Mr. Graham moved from the doorway as they walked out into the hallway. A moment out of sight, footsteps raced down the hallway to a chorus of “je danse, tu danses, il danse, nous dansez, vous dansez, ils dansent.”
“If I had had a governess the likes of you, I might have amounted to more than a shipping clerk,” Mr. Graham said.
Nerves set on; memories as well. Could she not be left alone in this house instead of always being sought out?
Clara stood, ignoring his comment, pulling her mouth into a tight pucker. She went back to the window, peering out as James and Minnie burst from the house to join the others in the maze of gardens surrounding the house.
“Excuse me, Mr. Graham. I have a short time on my own and I have reading that must be done.”
He folded his arms over his chest and watched as she tidied the room, anything to hide the fact that she wished to flee and scream for the very man she wished not to see the most.
“Pardon if I speak boldly, but it is not proper for you to be here,” she said, snapping up with an armful of school texts.
“Rules are lost on men like me, Miss Dawson. Forgive the intrusion. The trip from India has made me weary and I found myself wandering the halls. It was an innocent mistake.”
It took no skill to denote the man scoured the halls, more like. He did not lay waste to anything; at le
ast that was what Clara could figure by the way he picked at his jacket’s cuffs, so completely bored with her rising temper.
“Where are you from, Miss Dawson? You sound as though you come from the southern half of the country.”
Clara felt the blood drain from her as if he had sliced her wrist with that question. “London, sir.”
“Recently?”
Flustered, she dropped the books on the table, unsure of where they needed to be stashed.
“I suppose you read about this position in the papers. Unless you have a familiar connection with Bly.”
How foolish it was that she had come to claim that name as hers and hers alone to say. Barely a day had passed since she had learned his name, but it had not taken long to find roots in her chest.
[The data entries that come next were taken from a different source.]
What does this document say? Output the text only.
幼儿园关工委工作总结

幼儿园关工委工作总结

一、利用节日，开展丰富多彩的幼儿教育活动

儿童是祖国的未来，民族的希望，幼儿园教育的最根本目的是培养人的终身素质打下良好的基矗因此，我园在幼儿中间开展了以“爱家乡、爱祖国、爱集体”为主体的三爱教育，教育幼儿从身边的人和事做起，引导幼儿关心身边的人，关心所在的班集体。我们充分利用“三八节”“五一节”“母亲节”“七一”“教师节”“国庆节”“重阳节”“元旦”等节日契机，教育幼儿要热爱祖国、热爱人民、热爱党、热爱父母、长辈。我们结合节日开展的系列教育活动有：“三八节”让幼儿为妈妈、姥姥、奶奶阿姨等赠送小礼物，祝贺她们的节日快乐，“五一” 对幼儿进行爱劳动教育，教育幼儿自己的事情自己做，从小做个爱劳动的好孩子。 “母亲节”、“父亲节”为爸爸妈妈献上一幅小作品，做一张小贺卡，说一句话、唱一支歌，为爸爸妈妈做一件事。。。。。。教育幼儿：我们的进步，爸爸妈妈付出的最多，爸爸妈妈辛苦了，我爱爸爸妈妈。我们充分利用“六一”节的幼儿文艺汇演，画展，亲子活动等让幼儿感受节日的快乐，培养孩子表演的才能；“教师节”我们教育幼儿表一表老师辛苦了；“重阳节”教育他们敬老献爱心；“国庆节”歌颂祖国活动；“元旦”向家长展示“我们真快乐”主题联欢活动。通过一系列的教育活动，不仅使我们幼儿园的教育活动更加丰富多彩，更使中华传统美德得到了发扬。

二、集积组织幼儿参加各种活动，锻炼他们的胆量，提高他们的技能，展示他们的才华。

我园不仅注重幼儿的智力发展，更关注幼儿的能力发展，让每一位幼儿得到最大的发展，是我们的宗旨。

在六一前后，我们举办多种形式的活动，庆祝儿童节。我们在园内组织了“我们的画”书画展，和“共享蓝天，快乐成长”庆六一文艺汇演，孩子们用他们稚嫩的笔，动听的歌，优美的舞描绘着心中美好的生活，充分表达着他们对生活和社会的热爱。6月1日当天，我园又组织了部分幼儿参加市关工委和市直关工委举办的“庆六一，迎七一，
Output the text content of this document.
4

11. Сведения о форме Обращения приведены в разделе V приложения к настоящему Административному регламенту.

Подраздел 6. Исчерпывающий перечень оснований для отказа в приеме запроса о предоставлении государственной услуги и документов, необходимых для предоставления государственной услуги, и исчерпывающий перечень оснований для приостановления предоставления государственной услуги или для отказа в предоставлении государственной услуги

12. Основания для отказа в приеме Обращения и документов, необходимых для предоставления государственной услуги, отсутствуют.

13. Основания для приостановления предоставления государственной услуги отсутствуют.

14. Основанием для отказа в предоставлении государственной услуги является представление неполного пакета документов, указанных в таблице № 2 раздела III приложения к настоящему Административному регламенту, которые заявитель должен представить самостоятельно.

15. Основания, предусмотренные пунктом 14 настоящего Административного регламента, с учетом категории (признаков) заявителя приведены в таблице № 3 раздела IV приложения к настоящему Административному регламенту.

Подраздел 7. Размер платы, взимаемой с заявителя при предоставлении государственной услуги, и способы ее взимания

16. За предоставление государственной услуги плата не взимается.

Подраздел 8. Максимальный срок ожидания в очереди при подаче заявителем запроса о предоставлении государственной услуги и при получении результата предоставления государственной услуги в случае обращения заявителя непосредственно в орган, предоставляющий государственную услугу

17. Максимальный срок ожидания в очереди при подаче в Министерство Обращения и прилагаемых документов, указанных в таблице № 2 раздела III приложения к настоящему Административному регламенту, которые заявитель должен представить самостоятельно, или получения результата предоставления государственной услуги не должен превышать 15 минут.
Clara held her head high, then dipped into a shallow bow. “I must insist I take my leave. My break is short and there’s much to sort out.”
He allowed her to pass, not saying a word. Brandy soured the air around him as she flew past, sucking in a breath as she reached the hall. Even in the depths of Yorkshire it seemed Clara would find no rest. She had been forced her to live her life braced in a corner, weary and watchful, waiting for the next incursion.
Apparently, this one was named Mr. Graham.
*
Clara was enraptured in her torrid novel, tucked away in her small bedroom for the remainder of her short break. Admittedly, she had a soft spot for the dashing hero. Whether realistic or not, silly novels were her escape. They allowed her to forget, if only for a short time, that she was alone.
A hero was well and good, but she found herself falling back on her encounter with Mr. Graham. No, a hero would fix that sinking feeling in her stomach. Reading had always promised a great escape.
“You have a large collection of novels, Dawson.”
Clara did not look up from her book. “What I could manage to bring.”
She was sitting on the window ledge, her knees drawn to her chest, as she continued reading. She should not be sitting, as she was in mixed company. Try as she might, she did not care when the fate of the novel’s heroine hung in the balance.